2.Lot.39の製品であるポリオワクチンの予防接種の見合わせの解除に関しては、6月15日の中央薬事審議会における品質等製品としての安全性の審議結果を踏まえること。また、わが国においてポリオワクチン接種を継続すべきであり、その再開の時期については、国民の十分な理解を得る努力、エンテロウイルスの流行状況等も考慮した上で慎重に行うことが必要である。

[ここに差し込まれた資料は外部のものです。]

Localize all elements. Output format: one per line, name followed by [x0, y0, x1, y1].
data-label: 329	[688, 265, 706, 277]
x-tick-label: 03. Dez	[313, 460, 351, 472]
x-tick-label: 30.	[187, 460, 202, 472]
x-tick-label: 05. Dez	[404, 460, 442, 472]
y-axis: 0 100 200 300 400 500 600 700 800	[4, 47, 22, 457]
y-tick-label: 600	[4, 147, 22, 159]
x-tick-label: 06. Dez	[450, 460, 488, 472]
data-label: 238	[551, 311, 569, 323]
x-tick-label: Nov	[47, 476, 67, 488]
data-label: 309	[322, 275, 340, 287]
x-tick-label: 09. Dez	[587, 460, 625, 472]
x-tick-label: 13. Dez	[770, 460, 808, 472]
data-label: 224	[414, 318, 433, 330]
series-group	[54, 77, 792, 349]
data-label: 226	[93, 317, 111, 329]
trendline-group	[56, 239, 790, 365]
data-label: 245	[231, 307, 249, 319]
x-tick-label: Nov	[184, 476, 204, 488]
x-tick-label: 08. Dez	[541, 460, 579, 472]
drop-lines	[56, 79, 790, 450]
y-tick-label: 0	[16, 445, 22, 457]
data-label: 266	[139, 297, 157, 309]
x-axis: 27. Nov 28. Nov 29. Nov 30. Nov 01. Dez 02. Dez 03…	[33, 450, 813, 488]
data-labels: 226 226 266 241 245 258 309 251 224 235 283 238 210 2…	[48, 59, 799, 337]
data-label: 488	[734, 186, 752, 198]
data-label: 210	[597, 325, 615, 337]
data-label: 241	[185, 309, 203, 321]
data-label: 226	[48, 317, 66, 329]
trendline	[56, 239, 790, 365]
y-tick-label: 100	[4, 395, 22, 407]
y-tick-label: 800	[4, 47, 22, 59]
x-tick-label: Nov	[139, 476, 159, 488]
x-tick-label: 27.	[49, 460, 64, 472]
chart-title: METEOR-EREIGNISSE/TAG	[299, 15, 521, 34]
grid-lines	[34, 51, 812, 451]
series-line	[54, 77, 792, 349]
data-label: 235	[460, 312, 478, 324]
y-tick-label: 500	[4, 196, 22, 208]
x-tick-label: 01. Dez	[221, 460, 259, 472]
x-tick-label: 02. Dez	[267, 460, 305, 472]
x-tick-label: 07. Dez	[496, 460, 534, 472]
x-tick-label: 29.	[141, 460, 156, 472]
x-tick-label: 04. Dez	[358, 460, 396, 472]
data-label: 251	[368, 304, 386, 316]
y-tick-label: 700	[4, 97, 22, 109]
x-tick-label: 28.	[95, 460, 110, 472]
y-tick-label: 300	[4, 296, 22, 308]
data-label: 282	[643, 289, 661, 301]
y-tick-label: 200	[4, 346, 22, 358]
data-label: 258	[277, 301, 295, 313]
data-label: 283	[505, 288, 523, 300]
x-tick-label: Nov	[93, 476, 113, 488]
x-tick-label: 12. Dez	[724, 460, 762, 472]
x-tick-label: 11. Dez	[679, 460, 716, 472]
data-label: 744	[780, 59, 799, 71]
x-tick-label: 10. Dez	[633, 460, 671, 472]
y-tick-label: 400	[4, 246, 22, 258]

ついては、以下の点に留意すること。

 1)予防接種法に基づくポリオワクチンの予防接種については、秋の予防接種に間に合うように公衆衛生審議会感染症部会の下に次の内容について審議する小委員会を設置し、円滑な実施ができるよう環境整備を図る必要がある。

 (1) 国民への啓発
 (2) 今後、このような事例が起きた際の対処方法
 (3) 将来のポリオワクチン予防接種のあり方

 2)今回の見合わせにより予防接種法に基づくポリオワクチンの予防接種の機会を失った者については、適切な配慮を行うこと。

 3)2. 1)にかかわらず、海外渡航時等予防接種の緊急性が高い場合の個別の予防接種を行うことを妨げるものではない。

さらに中央薬事審議会医薬品等安全対策特別部会(2000年6月15日開催)では、2000年6月7日に開催された公衆衛生審議会感染症部会と同様の結論に達したとし、さらに、
 1)国立感染症研究所において実施したLot.39のポリオワクチンおよびそれを構成する1型、2型、3型の単価バルクに関する国家検定の結果を厚生省が再確認したところ、特に問題は認められなかった。

 2)製造業者である(財)日本ポリオ研究所に対し、厚生省がLot.39のポリオワクチンおよびそれを構成する1型、2型、3型の単価バルク等についてGMP 査察を行ったが、検定項目の自家試験成績を含め、特にその品質に影響を及ぼすような問題は認められなかった。

とし、以上のような結果により、Lot.39ポリオワクチンについては、品質・安全性に問題はないと考えられる、と結論づけた。

今秋からのポリオワクチンの再開に向け、厚生省ポリオ予防接種検討小委員会では、ポリオおよびポリオの予防接種についての一般向け、あるいは一般の方からの質問に対して自治体職員等が答える際に参考となるような小冊子の作成、再びこのような事例が生じた場合の行政的対応のためのマニュアルの作成、ポリオワクチンをめぐる最近の状況のまとめと将来についてのまとめの作成を行い、2000年8月31日の公衆衛生審議会感染症部会で了承された。

ポリオワクチンをめぐる最近の状況のまとめと将来については、

 1)今秋のポリオ定期接種から例年従来通りの高い接種率に戻すように努力しなければならない。
 2)当面は現行の経口生ワクチン接種を継続する必要がある。
 3)世界的根絶はそう遠くない将来にあり、やがてポリオワクチンは中止できる可能性があり、それまでの段階として生ワクチン単独方式にこだわることなく、わが国における不活化ワクチン導入などの接種方式の検討が必要である。
 4)より具体的な方針については今秋予定されているWHO西太平洋地域におけるポリオ根絶宣言以降、改めて公衆衛生審議会等の場で議論する必要がある。

などをその主な内容としている。